Ponta Grossa – Um grupo de 55 migrantes originários de diversos países, incluindo Cuba, Venezuela, Colômbia, Egito, Palestina, Marrocos, México, Líbia, Gana, Tunísia, Síria, Bangladesh, Argentina e Peru, se encontra nas salas do Bloco B da Universidade Estadual de Ponta Grossa (UEPG) após um longo dia de estudos ou trabalho. Eles participam das aulas de Língua Portuguesa promovidas pelo projeto de extensão Processos Migratórios e Intercâmbio: Inclusão Social e Diversidade Cultural (Promigra).
As atividades do Promigra começaram em abril deste ano. O projeto oferece aulas de português na UEPG e tem como objetivo defender os direitos fundamentais dos migrantes que enfrentam barreiras ao tentar se inserir em um novo país com uma língua e cultura distintas. O Promigra faz parte do Programa de Extensão da Educação Superior na Pós-Graduação (Proext-PG).

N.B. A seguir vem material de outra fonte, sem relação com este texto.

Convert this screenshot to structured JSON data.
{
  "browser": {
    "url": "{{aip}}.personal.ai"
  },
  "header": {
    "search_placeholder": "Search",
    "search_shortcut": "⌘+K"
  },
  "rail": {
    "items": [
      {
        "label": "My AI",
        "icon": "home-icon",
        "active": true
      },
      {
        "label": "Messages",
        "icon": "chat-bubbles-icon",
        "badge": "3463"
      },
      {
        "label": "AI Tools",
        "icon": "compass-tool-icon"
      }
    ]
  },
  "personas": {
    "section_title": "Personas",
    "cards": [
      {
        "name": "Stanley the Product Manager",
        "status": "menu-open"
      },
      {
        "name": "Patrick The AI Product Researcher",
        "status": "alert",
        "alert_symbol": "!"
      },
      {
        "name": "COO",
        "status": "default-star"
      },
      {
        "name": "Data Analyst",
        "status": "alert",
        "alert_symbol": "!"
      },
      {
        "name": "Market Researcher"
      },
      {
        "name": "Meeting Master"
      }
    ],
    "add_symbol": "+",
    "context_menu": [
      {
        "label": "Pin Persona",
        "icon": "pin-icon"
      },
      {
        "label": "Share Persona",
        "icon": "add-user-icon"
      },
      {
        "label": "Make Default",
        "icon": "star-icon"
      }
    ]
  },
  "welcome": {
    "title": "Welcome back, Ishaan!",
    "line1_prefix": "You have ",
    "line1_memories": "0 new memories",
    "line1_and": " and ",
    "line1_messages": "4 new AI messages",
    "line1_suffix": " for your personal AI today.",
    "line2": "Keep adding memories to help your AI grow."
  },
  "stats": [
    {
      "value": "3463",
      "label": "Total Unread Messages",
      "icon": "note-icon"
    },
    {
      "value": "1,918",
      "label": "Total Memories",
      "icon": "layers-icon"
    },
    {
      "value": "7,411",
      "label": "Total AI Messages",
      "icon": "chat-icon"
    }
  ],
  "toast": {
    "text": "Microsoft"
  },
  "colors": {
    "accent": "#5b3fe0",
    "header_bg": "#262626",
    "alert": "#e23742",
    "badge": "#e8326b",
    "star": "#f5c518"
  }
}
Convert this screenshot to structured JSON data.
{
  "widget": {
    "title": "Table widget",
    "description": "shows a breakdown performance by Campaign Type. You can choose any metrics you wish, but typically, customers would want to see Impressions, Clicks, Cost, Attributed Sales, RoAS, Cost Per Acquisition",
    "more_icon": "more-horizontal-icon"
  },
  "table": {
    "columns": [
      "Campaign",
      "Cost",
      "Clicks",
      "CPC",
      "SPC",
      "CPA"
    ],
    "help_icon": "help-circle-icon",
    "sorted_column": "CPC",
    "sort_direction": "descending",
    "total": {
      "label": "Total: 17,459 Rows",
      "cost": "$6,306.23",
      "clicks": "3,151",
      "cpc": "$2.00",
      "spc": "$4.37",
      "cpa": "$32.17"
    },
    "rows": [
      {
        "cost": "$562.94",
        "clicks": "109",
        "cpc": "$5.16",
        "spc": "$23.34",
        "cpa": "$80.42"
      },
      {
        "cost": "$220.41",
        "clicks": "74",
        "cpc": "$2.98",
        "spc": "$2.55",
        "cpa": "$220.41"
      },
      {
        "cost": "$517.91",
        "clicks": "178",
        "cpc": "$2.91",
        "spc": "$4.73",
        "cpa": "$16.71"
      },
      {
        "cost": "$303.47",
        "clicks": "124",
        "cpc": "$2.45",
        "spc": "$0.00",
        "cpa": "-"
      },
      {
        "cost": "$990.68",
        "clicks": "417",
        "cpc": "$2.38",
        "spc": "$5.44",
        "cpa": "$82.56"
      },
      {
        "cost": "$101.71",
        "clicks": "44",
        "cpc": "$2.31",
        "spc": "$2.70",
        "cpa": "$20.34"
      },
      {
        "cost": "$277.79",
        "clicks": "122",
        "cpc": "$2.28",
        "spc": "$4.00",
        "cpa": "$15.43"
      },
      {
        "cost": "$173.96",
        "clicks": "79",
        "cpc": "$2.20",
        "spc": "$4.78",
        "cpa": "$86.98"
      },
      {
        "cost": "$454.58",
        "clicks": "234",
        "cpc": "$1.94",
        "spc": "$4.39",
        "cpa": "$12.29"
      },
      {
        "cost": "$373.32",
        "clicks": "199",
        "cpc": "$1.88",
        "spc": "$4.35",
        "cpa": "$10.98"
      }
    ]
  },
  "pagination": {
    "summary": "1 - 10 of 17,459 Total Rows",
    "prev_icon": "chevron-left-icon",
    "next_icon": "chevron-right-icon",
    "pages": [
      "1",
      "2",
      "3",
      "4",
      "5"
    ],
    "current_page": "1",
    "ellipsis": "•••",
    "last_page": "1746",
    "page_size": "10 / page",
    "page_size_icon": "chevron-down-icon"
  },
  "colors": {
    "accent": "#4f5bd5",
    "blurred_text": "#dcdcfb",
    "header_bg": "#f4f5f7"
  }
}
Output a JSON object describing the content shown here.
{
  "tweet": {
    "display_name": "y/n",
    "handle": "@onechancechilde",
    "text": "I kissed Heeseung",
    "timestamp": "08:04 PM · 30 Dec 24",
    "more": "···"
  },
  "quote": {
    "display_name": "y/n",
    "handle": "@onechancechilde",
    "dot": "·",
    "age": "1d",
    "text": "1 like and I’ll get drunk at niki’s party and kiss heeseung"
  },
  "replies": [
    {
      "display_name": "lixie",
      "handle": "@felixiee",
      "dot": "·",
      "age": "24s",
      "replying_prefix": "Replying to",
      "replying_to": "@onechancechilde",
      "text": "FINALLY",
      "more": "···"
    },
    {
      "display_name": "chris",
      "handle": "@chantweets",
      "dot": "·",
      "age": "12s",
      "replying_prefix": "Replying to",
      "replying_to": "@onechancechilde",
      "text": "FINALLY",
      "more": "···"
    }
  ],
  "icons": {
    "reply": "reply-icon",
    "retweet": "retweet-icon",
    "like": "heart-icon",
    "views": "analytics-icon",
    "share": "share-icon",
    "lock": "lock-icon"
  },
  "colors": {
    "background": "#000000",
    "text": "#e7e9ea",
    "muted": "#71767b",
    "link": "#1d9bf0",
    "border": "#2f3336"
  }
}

No ambiente da sala de aula, os alunos têm diferentes aspirações. Enquanto alguns buscam oportunidades profissionais, outros desejam avançar nos estudos. Franco Tomassich, da Argentina, e Natalia Aponte Abente, do Paraguai, são exemplos disso; ambos enxergam na UEPG a chance de prosseguir na carreira acadêmica. Natalia começou este ano o Mestrado em Odontologia na UEPG e se inscreveu no curso do Promigra para se adaptar mais rapidamente à cultura brasileira. “As aulas são muito produtivas e estou conseguindo me concentrar bem. Estamos progredindo muito para aprimorar nossas habilidades de fala e compreensão”, compartilha.
Ela menciona que frequentemente escuta a pergunta “quais são seus planos futuros?” desde sua chegada à cidade. Embora ainda esteja definindo suas metas, já sabe que pretende seguir para o Doutorado. “Estou vivendo uma experiência incrível; conheci muitas coisas novas que nunca tinha visto antes. Quero aproveitar ao máximo essa oportunidade para meu crescimento profissional”, afirma.
Franco veio ao Brasil com a intenção de ingressar no Mestrado em Jornalismo da UEPG e está focado em melhorar seu domínio da língua para participar do processo seletivo. “Estudar aqui está sendo uma experiência muito boa. Estou aprendendo bastante e me adaptando bem; as aulas são excelentes e os professores cuidam bastante dos alunos”. Além do aprendizado linguístico, ele valoriza o contato com colegas de várias culturas: “Aqui tenho amigos de muitos países e todos são extremamente acolhedores”.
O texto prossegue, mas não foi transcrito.